Было что-то мучительное в этом молчании, существовавшем бок о бок с ним. Быть может, оно лишний раз доказывало – убедительно, почти даже грубо, – что человеческие души это обособленные миры, движущиеся на параллельных широтах, и единение, даже самое интимное слияние двух существ лишь отражает вечную, не находящую удовлетворения жажду встретить подлинно близкого человека? Юноше начинало казаться, что каждое его слово, адресованное Помм, – все равно как несостоявшееся свидание. И он сожалел о минутах откровенности, хотя в действительности его никто не слышал.
Но иногда Эмери убеждал себя, что даже если Помм его и не слышит, он, наоборот, понимает ее и что их все-таки можно назвать парой, хотя бы потому, что он-то в состоянии ее понять без слов, которые она не умеет произнести. А значит, они существуют друг для друга – как статуэтка, погребенная под слоем земли и никому уже больше не нужная, и археолог, который извлек ее на свет божий. Красота Помм принадлежала к другой эпохе, забытой, похороненной под обломками тысяч сломанных судеб, похожих на судьбу ее матери, и вот теперь в этом ничем не примечательном теле, в неискушенной ее душе вдруг возродились из небытия все эти поколения с их тайной, ибо чем же иначе объяснить появление на свет такой драгоценности, как столь чистая девочка. А ведь именно такую красоту искал наш юнец, он же – студент, он же – знаток латыни, он же – будущий хранитель музея. И вечная его неудовлетворенность, его неприятие существующего мира было не что иное, как желание встретить красавицу из красавиц, но не похожую на всех других, не упоенную собой, а появившуюся на свет милостью случая. И Помм как раз была такой.

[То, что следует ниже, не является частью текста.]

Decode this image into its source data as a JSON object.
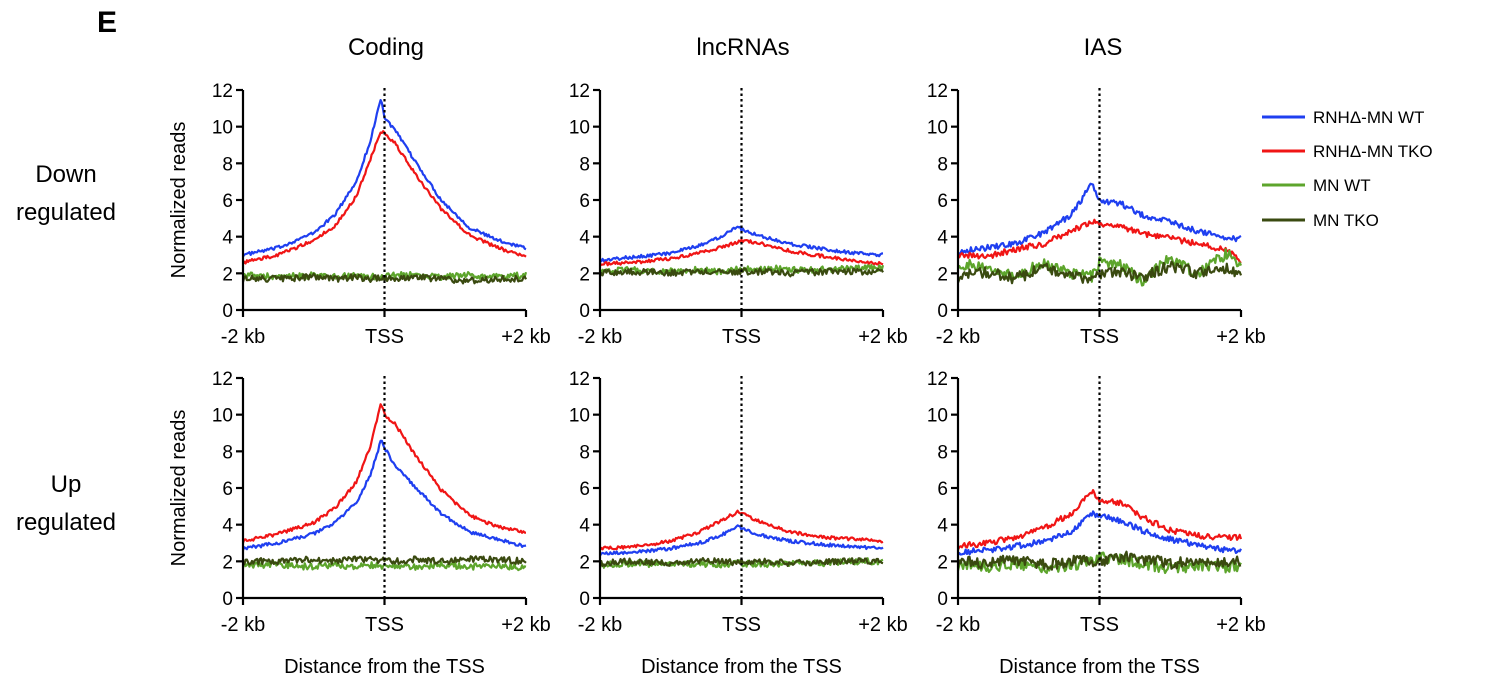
{
  "panel_letter": "E",
  "legend": [
    {
      "label": "RNHΔ-MN WT",
      "color": "#1f3ff0"
    },
    {
      "label": "RNHΔ-MN TKO",
      "color": "#f01515"
    },
    {
      "label": "MN WT",
      "color": "#5da52c"
    },
    {
      "label": "MN TKO",
      "color": "#3a4a10"
    }
  ],
  "column_titles": [
    "Coding",
    "lncRNAs",
    "IAS"
  ],
  "row_titles": [
    {
      "line1": "Down",
      "line2": "regulated"
    },
    {
      "line1": "Up",
      "line2": "regulated"
    }
  ],
  "chart_data": [
    {
      "type": "line",
      "row": "Down regulated",
      "column": "Coding",
      "ylabel": "Normalized reads",
      "xlabel": "",
      "ylim": [
        0,
        12
      ],
      "yticks": [
        "0",
        "2",
        "4",
        "6",
        "8",
        "10",
        "12"
      ],
      "xticks": [
        "-2 kb",
        "TSS",
        "+2 kb"
      ],
      "x": [
        -2,
        -1.5,
        -1,
        -0.7,
        -0.4,
        -0.2,
        -0.05,
        0,
        0.15,
        0.4,
        0.8,
        1.2,
        1.6,
        2
      ],
      "series": [
        {
          "name": "RNHΔ-MN WT",
          "color": "#1f3ff0",
          "values": [
            3.0,
            3.4,
            4.2,
            5.2,
            7.0,
            9.2,
            11.6,
            10.5,
            9.8,
            8.3,
            6.0,
            4.5,
            3.8,
            3.4
          ]
        },
        {
          "name": "RNHΔ-MN TKO",
          "color": "#f01515",
          "values": [
            2.6,
            3.0,
            3.8,
            4.6,
            6.2,
            8.2,
            9.8,
            9.6,
            9.1,
            7.6,
            5.5,
            4.1,
            3.4,
            2.9
          ]
        },
        {
          "name": "MN WT",
          "color": "#5da52c",
          "values": [
            1.9,
            1.8,
            1.9,
            1.8,
            1.9,
            1.8,
            1.9,
            1.8,
            1.9,
            1.9,
            1.8,
            1.9,
            1.8,
            1.9
          ]
        },
        {
          "name": "MN TKO",
          "color": "#3a4a10",
          "values": [
            1.7,
            1.7,
            1.8,
            1.7,
            1.8,
            1.7,
            1.8,
            1.7,
            1.7,
            1.8,
            1.7,
            1.6,
            1.7,
            1.7
          ]
        }
      ]
    },
    {
      "type": "line",
      "row": "Down regulated",
      "column": "lncRNAs",
      "ylabel": "",
      "xlabel": "",
      "ylim": [
        0,
        12
      ],
      "yticks": [
        "0",
        "2",
        "4",
        "6",
        "8",
        "10",
        "12"
      ],
      "xticks": [
        "-2 kb",
        "TSS",
        "+2 kb"
      ],
      "x": [
        -2,
        -1.5,
        -1,
        -0.6,
        -0.3,
        -0.05,
        0,
        0.3,
        0.7,
        1.2,
        1.6,
        2
      ],
      "series": [
        {
          "name": "RNHΔ-MN WT",
          "color": "#1f3ff0",
          "values": [
            2.7,
            2.9,
            3.1,
            3.5,
            4.0,
            4.6,
            4.4,
            4.0,
            3.6,
            3.3,
            3.1,
            3.0
          ]
        },
        {
          "name": "RNHΔ-MN TKO",
          "color": "#f01515",
          "values": [
            2.5,
            2.6,
            2.8,
            3.1,
            3.4,
            3.7,
            3.8,
            3.6,
            3.2,
            2.9,
            2.7,
            2.5
          ]
        },
        {
          "name": "MN WT",
          "color": "#5da52c",
          "values": [
            2.1,
            2.2,
            2.1,
            2.2,
            2.1,
            2.2,
            2.2,
            2.3,
            2.2,
            2.2,
            2.3,
            2.3
          ]
        },
        {
          "name": "MN TKO",
          "color": "#3a4a10",
          "values": [
            2.0,
            2.1,
            2.0,
            2.1,
            2.1,
            2.0,
            2.1,
            2.1,
            2.0,
            2.1,
            2.1,
            2.1
          ]
        }
      ]
    },
    {
      "type": "line",
      "row": "Down regulated",
      "column": "IAS",
      "ylabel": "",
      "xlabel": "",
      "ylim": [
        0,
        12
      ],
      "yticks": [
        "0",
        "2",
        "4",
        "6",
        "8",
        "10",
        "12"
      ],
      "xticks": [
        "-2 kb",
        "TSS",
        "+2 kb"
      ],
      "x": [
        -2,
        -1.6,
        -1.2,
        -0.8,
        -0.4,
        -0.1,
        0,
        0.3,
        0.6,
        1.0,
        1.4,
        1.8,
        2
      ],
      "series": [
        {
          "name": "RNHΔ-MN WT",
          "color": "#1f3ff0",
          "values": [
            3.2,
            3.4,
            3.6,
            4.2,
            5.2,
            6.9,
            6.0,
            5.8,
            5.2,
            4.8,
            4.3,
            3.9,
            3.9
          ]
        },
        {
          "name": "RNHΔ-MN TKO",
          "color": "#f01515",
          "values": [
            3.0,
            2.9,
            3.3,
            3.6,
            4.3,
            4.8,
            4.7,
            4.5,
            4.2,
            3.9,
            3.6,
            3.3,
            2.6
          ]
        },
        {
          "name": "MN WT",
          "color": "#5da52c",
          "values": [
            2.6,
            2.2,
            1.9,
            2.5,
            2.0,
            1.8,
            2.6,
            2.4,
            1.6,
            2.8,
            2.0,
            3.1,
            2.2
          ]
        },
        {
          "name": "MN TKO",
          "color": "#3a4a10",
          "values": [
            1.8,
            2.1,
            1.7,
            2.3,
            2.0,
            1.6,
            2.0,
            2.1,
            1.8,
            2.4,
            2.0,
            2.3,
            2.0
          ]
        }
      ]
    },
    {
      "type": "line",
      "row": "Up regulated",
      "column": "Coding",
      "ylabel": "Normalized reads",
      "xlabel": "Distance from the TSS",
      "ylim": [
        0,
        12
      ],
      "yticks": [
        "0",
        "2",
        "4",
        "6",
        "8",
        "10",
        "12"
      ],
      "xticks": [
        "-2 kb",
        "TSS",
        "+2 kb"
      ],
      "x": [
        -2,
        -1.5,
        -1,
        -0.7,
        -0.4,
        -0.2,
        -0.05,
        0,
        0.15,
        0.4,
        0.8,
        1.2,
        1.6,
        2
      ],
      "series": [
        {
          "name": "RNHΔ-MN WT",
          "color": "#1f3ff0",
          "values": [
            2.7,
            3.0,
            3.5,
            4.1,
            5.2,
            6.7,
            8.6,
            8.2,
            7.2,
            6.2,
            4.6,
            3.6,
            3.2,
            2.8
          ]
        },
        {
          "name": "RNHΔ-MN TKO",
          "color": "#f01515",
          "values": [
            3.1,
            3.5,
            4.1,
            4.9,
            6.3,
            8.3,
            10.6,
            10.0,
            9.5,
            8.0,
            5.9,
            4.5,
            3.9,
            3.6
          ]
        },
        {
          "name": "MN WT",
          "color": "#5da52c",
          "values": [
            1.8,
            1.8,
            1.7,
            1.8,
            1.7,
            1.8,
            1.7,
            1.8,
            1.8,
            1.7,
            1.8,
            1.7,
            1.8,
            1.6
          ]
        },
        {
          "name": "MN TKO",
          "color": "#3a4a10",
          "values": [
            2.0,
            2.0,
            2.1,
            2.0,
            2.1,
            2.1,
            2.0,
            2.1,
            2.0,
            2.1,
            2.0,
            2.1,
            2.1,
            2.0
          ]
        }
      ]
    },
    {
      "type": "line",
      "row": "Up regulated",
      "column": "lncRNAs",
      "ylabel": "",
      "xlabel": "Distance from the TSS",
      "ylim": [
        0,
        12
      ],
      "yticks": [
        "0",
        "2",
        "4",
        "6",
        "8",
        "10",
        "12"
      ],
      "xticks": [
        "-2 kb",
        "TSS",
        "+2 kb"
      ],
      "x": [
        -2,
        -1.5,
        -1,
        -0.6,
        -0.3,
        -0.05,
        0,
        0.3,
        0.7,
        1.2,
        1.6,
        2
      ],
      "series": [
        {
          "name": "RNHΔ-MN WT",
          "color": "#1f3ff0",
          "values": [
            2.4,
            2.5,
            2.7,
            3.0,
            3.4,
            3.9,
            3.8,
            3.4,
            3.1,
            2.9,
            2.8,
            2.7
          ]
        },
        {
          "name": "RNHΔ-MN TKO",
          "color": "#f01515",
          "values": [
            2.7,
            2.8,
            3.1,
            3.6,
            4.2,
            4.7,
            4.6,
            4.1,
            3.6,
            3.3,
            3.2,
            3.1
          ]
        },
        {
          "name": "MN WT",
          "color": "#5da52c",
          "values": [
            1.8,
            1.9,
            1.8,
            1.9,
            1.8,
            1.9,
            1.9,
            1.8,
            1.9,
            1.9,
            2.0,
            2.0
          ]
        },
        {
          "name": "MN TKO",
          "color": "#3a4a10",
          "values": [
            1.9,
            2.0,
            1.9,
            2.0,
            2.0,
            1.9,
            2.0,
            2.0,
            1.9,
            2.0,
            2.0,
            2.0
          ]
        }
      ]
    },
    {
      "type": "line",
      "row": "Up regulated",
      "column": "IAS",
      "ylabel": "",
      "xlabel": "Distance from the TSS",
      "ylim": [
        0,
        12
      ],
      "yticks": [
        "0",
        "2",
        "4",
        "6",
        "8",
        "10",
        "12"
      ],
      "xticks": [
        "-2 kb",
        "TSS",
        "+2 kb"
      ],
      "x": [
        -2,
        -1.6,
        -1.2,
        -0.8,
        -0.4,
        -0.1,
        0,
        0.3,
        0.6,
        1.0,
        1.4,
        1.8,
        2
      ],
      "series": [
        {
          "name": "RNHΔ-MN WT",
          "color": "#1f3ff0",
          "values": [
            2.5,
            2.6,
            2.8,
            3.1,
            3.6,
            4.6,
            4.5,
            4.2,
            3.7,
            3.2,
            2.9,
            2.6,
            2.6
          ]
        },
        {
          "name": "RNHΔ-MN TKO",
          "color": "#f01515",
          "values": [
            2.8,
            3.0,
            3.3,
            3.8,
            4.6,
            5.9,
            5.3,
            5.2,
            4.4,
            3.7,
            3.4,
            3.3,
            3.3
          ]
        },
        {
          "name": "MN WT",
          "color": "#5da52c",
          "values": [
            1.8,
            1.7,
            1.9,
            1.6,
            1.8,
            2.0,
            2.2,
            2.1,
            1.9,
            1.6,
            1.8,
            1.7,
            1.8
          ]
        },
        {
          "name": "MN TKO",
          "color": "#3a4a10",
          "values": [
            2.0,
            1.9,
            2.1,
            1.8,
            2.0,
            2.0,
            2.0,
            2.3,
            2.1,
            1.9,
            2.0,
            2.0,
            2.0
          ]
        }
      ]
    }
  ]
}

Эмери же спрашивал себя, а не похожа ли Помм на тысячи других девушек. Не сам ли он наделил ее тем, в чем так нуждался и что, казалось, угадывал в ней? Помм ставила перед ним извечную, трудно разрешимую проблему – проблему доверия: сама ли она хотела завести с ним роман или же, как многие, откликнулась на призыв мужчины, от которого женщина ничего не ждет, но откликается просто потому, что противиться нет смысла? И, быть может, она лишь делает вид, притворяется, что получает наслаждение, чтобы не выпускать его из сетей? Впрочем, едва ли: ведь Помм, казалось, наоборот, была больше его удивлена и смущена таким взрывом чувств и даже как бы пыталась перед ним извиниться.
Эмери говорил себе, что после него Помм найдет десять, двадцать, сто мужчин и станет чьей-то любовницей на вечер, или на год, или на всю жизнь – если кому-нибудь придет в голову жениться на ней. Но эти метания все равно не помогут ей пробудиться, не выведут ее из одинокого сна. Эмери презрительно, не без отвращения относился к девицам, которые подчиняются желанию первого встречного, не потому, что идут навстречу собственному желанию, а наоборот – из стремления ограничить, зачеркнуть его, тем самым зачеркивая одновременно свое «я»; при этом им не только безразличен мужчина – они безразличны сами себе.
В такие минуты молодой человек упрекал себя в том, что отдает свою любовь и уважение существу, которое, вероятно, может принадлежать кому угодно, стоит только поманить.
Его неотступные поиски «особой красоты» привели к тому, что он, Эмери, принял за золото дешевую безделушку, валявшуюся на дороге, которую, возможно, никто и не дал бы себе труда подобрать. Сознание, что он единственный сумел «разглядеть» подлинную Помм, выявив тем самым ее ценность, порою перечеркивалось мучительным сомнением, и он казался себе простофилей, глупцом, дикарем, увидевшим яркую бусину!